In many villages, however, the outmigration of residents makes it hard to imagine how they will ever recover any of their former vitality. In Diaotan, accessible only by one narrow road that winds up the mountain from the valley below, an estimated 100 people still reside there despite an official population of 400, according to a township official. Most of those who remain are elderly and children too young to work. And, as the sentiments expressed by some of the villagers show, many residents don’t think their crumbling old houses are anything worth celebrating.
“Once Professor Luo is done working here, hopefully some of our young people will choose to come back and open up small businesses,” says County Chief Wang Jun.
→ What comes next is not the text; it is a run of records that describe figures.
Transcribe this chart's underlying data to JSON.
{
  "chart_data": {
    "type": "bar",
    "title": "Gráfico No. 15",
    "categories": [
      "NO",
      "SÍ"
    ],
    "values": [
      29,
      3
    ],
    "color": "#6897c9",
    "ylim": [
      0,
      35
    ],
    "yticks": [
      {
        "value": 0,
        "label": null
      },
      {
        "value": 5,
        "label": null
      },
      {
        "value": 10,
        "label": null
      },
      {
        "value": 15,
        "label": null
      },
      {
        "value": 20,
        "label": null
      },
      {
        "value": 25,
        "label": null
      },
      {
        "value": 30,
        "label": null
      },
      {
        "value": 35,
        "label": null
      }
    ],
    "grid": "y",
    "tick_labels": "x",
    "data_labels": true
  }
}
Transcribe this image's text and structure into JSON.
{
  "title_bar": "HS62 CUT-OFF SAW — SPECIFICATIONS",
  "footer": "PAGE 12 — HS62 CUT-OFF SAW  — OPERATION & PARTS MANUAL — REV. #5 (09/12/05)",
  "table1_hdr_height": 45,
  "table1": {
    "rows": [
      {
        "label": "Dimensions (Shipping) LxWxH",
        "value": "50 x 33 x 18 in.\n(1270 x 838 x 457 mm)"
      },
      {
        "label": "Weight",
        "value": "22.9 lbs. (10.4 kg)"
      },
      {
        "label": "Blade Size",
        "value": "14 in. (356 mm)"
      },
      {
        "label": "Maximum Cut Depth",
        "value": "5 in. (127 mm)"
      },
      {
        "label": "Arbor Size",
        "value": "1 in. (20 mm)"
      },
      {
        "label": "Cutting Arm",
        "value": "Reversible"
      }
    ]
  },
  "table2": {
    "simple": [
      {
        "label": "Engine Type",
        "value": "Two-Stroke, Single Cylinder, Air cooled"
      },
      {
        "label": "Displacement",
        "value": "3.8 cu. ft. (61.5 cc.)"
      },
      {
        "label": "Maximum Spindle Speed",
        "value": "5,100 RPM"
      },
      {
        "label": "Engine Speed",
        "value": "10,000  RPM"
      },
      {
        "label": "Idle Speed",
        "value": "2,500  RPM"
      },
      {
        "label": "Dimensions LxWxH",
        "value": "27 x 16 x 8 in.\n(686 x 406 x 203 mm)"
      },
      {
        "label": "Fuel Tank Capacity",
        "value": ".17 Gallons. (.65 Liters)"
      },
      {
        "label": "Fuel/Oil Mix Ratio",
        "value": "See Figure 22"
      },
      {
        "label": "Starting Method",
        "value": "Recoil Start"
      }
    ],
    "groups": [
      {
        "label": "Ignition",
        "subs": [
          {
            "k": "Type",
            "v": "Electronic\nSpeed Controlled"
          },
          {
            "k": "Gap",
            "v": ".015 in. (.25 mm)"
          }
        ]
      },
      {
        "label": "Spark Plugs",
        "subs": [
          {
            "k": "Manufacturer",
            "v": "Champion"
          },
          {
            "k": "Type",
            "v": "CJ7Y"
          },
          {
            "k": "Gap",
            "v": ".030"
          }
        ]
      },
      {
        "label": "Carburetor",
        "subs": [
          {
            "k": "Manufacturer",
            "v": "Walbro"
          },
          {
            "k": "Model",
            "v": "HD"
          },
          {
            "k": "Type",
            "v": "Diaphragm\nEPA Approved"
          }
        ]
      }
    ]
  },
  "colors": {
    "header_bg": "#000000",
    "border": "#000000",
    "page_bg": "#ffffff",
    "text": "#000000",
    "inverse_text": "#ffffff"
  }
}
But at the same time, large-scale relocation projects underway across much of the country undercut this aspiration. Villagers are moving to new apartments in cities and towns faster than tourism can be developed to draw them back. Just down the road from Pingtian, new apartment blocks rise up from fallow fields. And even the village restoration plans will require some families to give up their hillside homes and relocate to apartments in the valley below. While visiting Diaotan, county officials discussed how many families would be required to move so that some of their houses can be renovated for other purposes.
In Pingtian, I join Luo, Wang, and other officials and architects to inspect the village, followed by a simple but hearty lunch of rural staples: boiled radish, steamed bamboo, pork blood stew, and rice served from a wooden barrel. Wang presides over an impromptu meeting, looking at a map sprawled out across the table, and exhorts everyone gathered in the small room, “Let’s work hard to meet our timetable and have the first phase done by next May. Can we do that?” The county finance chief nods his head and promises that the money will be available in time.
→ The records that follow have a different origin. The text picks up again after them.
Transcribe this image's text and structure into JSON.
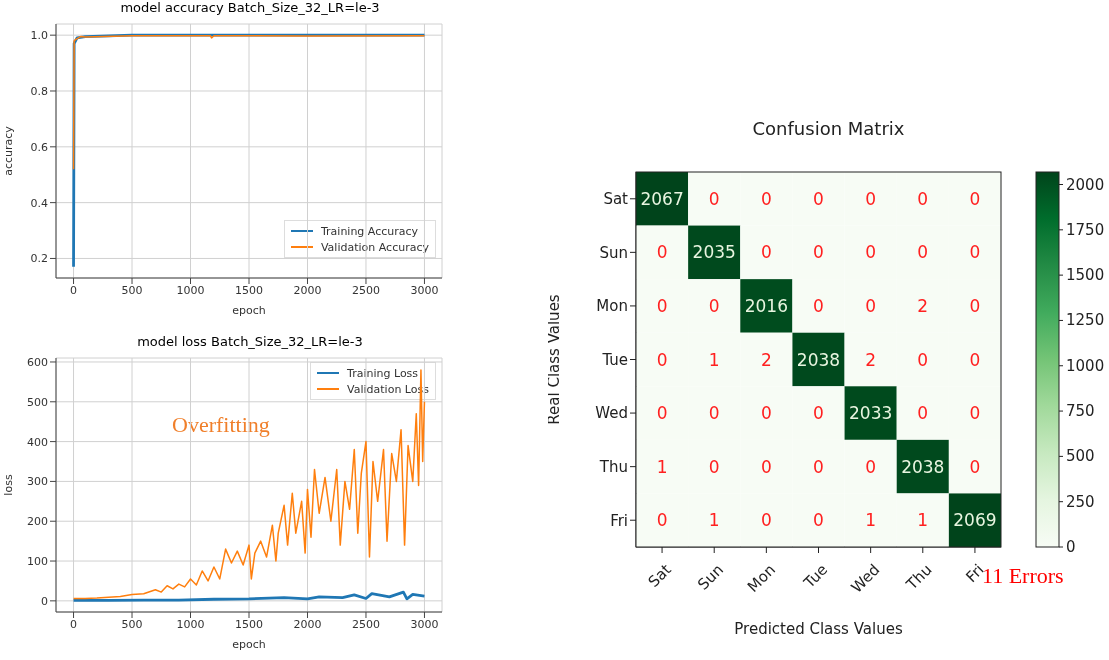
{
  "chart_data": [
    {
      "type": "line",
      "title": "model accuracy Batch_Size_32_LR=le-3",
      "xlabel": "epoch",
      "ylabel": "accuracy",
      "series": [
        {
          "name": "Training Accuracy",
          "color": "#1f77b4",
          "x": [
            0,
            5,
            30,
            100,
            500,
            3000
          ],
          "values": [
            0.17,
            0.97,
            0.99,
            0.995,
            1.0,
            1.0
          ]
        },
        {
          "name": "Validation Accuracy",
          "color": "#ff7f0e",
          "x": [
            0,
            5,
            20,
            60,
            100,
            500,
            1170,
            1180,
            1200,
            2000,
            3000
          ],
          "values": [
            0.52,
            0.98,
            0.985,
            0.995,
            0.993,
            0.998,
            0.998,
            0.99,
            0.998,
            0.997,
            0.998
          ]
        }
      ],
      "xlim": [
        -150,
        3150
      ],
      "ylim": [
        0.13,
        1.04
      ],
      "xticks": [
        0,
        500,
        1000,
        1500,
        2000,
        2500,
        3000
      ],
      "yticks": [
        0.2,
        0.4,
        0.6,
        0.8,
        {
          "value": 1.0,
          "label": "1.0"
        }
      ],
      "grid": true,
      "legend": "bottom right"
    },
    {
      "type": "line",
      "title": "model loss Batch_Size_32_LR=le-3",
      "xlabel": "epoch",
      "ylabel": "loss",
      "annotations": [
        "Overfitting"
      ],
      "series": [
        {
          "name": "Training Loss",
          "color": "#1f77b4",
          "x": [
            0,
            300,
            600,
            900,
            1200,
            1500,
            1800,
            2000,
            2100,
            2300,
            2400,
            2500,
            2550,
            2700,
            2820,
            2850,
            2900,
            3000
          ],
          "values": [
            1,
            1,
            2,
            2,
            4,
            5,
            8,
            5,
            10,
            8,
            15,
            6,
            18,
            10,
            22,
            5,
            16,
            12
          ]
        },
        {
          "name": "Validation Loss",
          "color": "#ff7f0e",
          "x": [
            0,
            100,
            200,
            300,
            400,
            500,
            600,
            700,
            750,
            800,
            850,
            900,
            950,
            1000,
            1050,
            1100,
            1150,
            1200,
            1250,
            1300,
            1350,
            1400,
            1450,
            1500,
            1520,
            1550,
            1600,
            1650,
            1700,
            1730,
            1750,
            1800,
            1830,
            1870,
            1900,
            1950,
            1980,
            2000,
            2030,
            2060,
            2100,
            2150,
            2200,
            2250,
            2280,
            2320,
            2360,
            2400,
            2430,
            2460,
            2500,
            2530,
            2560,
            2600,
            2650,
            2680,
            2720,
            2760,
            2800,
            2830,
            2860,
            2900,
            2930,
            2950,
            2970,
            2985,
            3000
          ],
          "values": [
            6,
            6,
            7,
            9,
            11,
            16,
            18,
            28,
            22,
            38,
            30,
            42,
            35,
            55,
            40,
            75,
            50,
            85,
            55,
            130,
            95,
            125,
            90,
            140,
            55,
            120,
            150,
            110,
            190,
            100,
            170,
            240,
            140,
            270,
            170,
            250,
            120,
            280,
            160,
            330,
            220,
            310,
            200,
            330,
            140,
            300,
            230,
            380,
            170,
            320,
            400,
            110,
            350,
            250,
            380,
            150,
            370,
            300,
            430,
            140,
            390,
            300,
            470,
            290,
            580,
            350,
            500
          ]
        }
      ],
      "xlim": [
        -150,
        3150
      ],
      "ylim": [
        -28,
        610
      ],
      "xticks": [
        0,
        500,
        1000,
        1500,
        2000,
        2500,
        3000
      ],
      "yticks": [
        0,
        100,
        200,
        300,
        400,
        500,
        600
      ],
      "grid": true,
      "legend": "top right"
    },
    {
      "type": "heatmap",
      "title": "Confusion Matrix",
      "xlabel": "Predicted Class Values",
      "ylabel": "Real Class Values",
      "annotations": [
        "11 Errors"
      ],
      "categories": [
        "Sat",
        "Sun",
        "Mon",
        "Tue",
        "Wed",
        "Thu",
        "Fri"
      ],
      "y_categories": [
        "Sat",
        "Sun",
        "Mon",
        "Tue",
        "Wed",
        "Thu",
        "Fri"
      ],
      "cells": [
        [
          2067,
          0,
          0,
          0,
          0,
          0,
          0
        ],
        [
          0,
          2035,
          0,
          0,
          0,
          0,
          0
        ],
        [
          0,
          0,
          2016,
          0,
          0,
          2,
          0
        ],
        [
          0,
          1,
          2,
          2038,
          2,
          0,
          0
        ],
        [
          0,
          0,
          0,
          0,
          2033,
          0,
          0
        ],
        [
          1,
          0,
          0,
          0,
          0,
          2038,
          0
        ],
        [
          0,
          1,
          0,
          0,
          1,
          1,
          2069
        ]
      ],
      "data_labels": true,
      "clim": [
        0,
        2069
      ],
      "cticks": [
        0,
        250,
        500,
        750,
        1000,
        1250,
        1500,
        1750,
        2000
      ]
    }
  ]
}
Money, however necessary, will not be all that it takes to bring these nearly deserted villages back to life. “Even if you give them money,” says Luo, “villagers don’t think they have the obligation to protect their old houses. This is the biggest problem in village preservation.”
Successful preservation work in China involves a complex interplay of factors, including the existence of intact historic buildings and scenic landscapes, supportive local officials, and proximity of nearby cities. Often, the very remoteness that has allowed old buildings to survive is also the obstacle that makes tourism development so difficult.
In Huangkeng, a nearby hilltop enclave that has begun to attract artists because of its panoramic views, a tour bus has deposited a group of middle-aged amateur painters in the village for the afternoon. But they have no place to eat or sleep, so they will return to the city afterward.
“Why don’t you build a restaurant or guesthouse here?” suggests Wang to a villager. “Otherwise the visitors won’t spend much time or money here,” he reasons. It’s a good suggestion, but the resident lacks the resources to expand his offering of tea and snacks, and the trickle of visitors isn’t enough to justify building anything larger in a space that he is currently living in.
Just then, the architect Xu returns from a hike, excitedly telling Wang that she has found a building that would be suitable for renovating into a small lodge. It’s another earthen-walled structure currently being used as a storehouse for farming equipment and grain. “With the large open ceiling, the space would be perfect,” she exclaims excitedly. Our group is getting ready to depart back to Wenzhou, but Xu decides to stay behind. “Don’t worry about me, it’s so peaceful, I could stay here for a while.” Now she just needs a place to sleep for the night.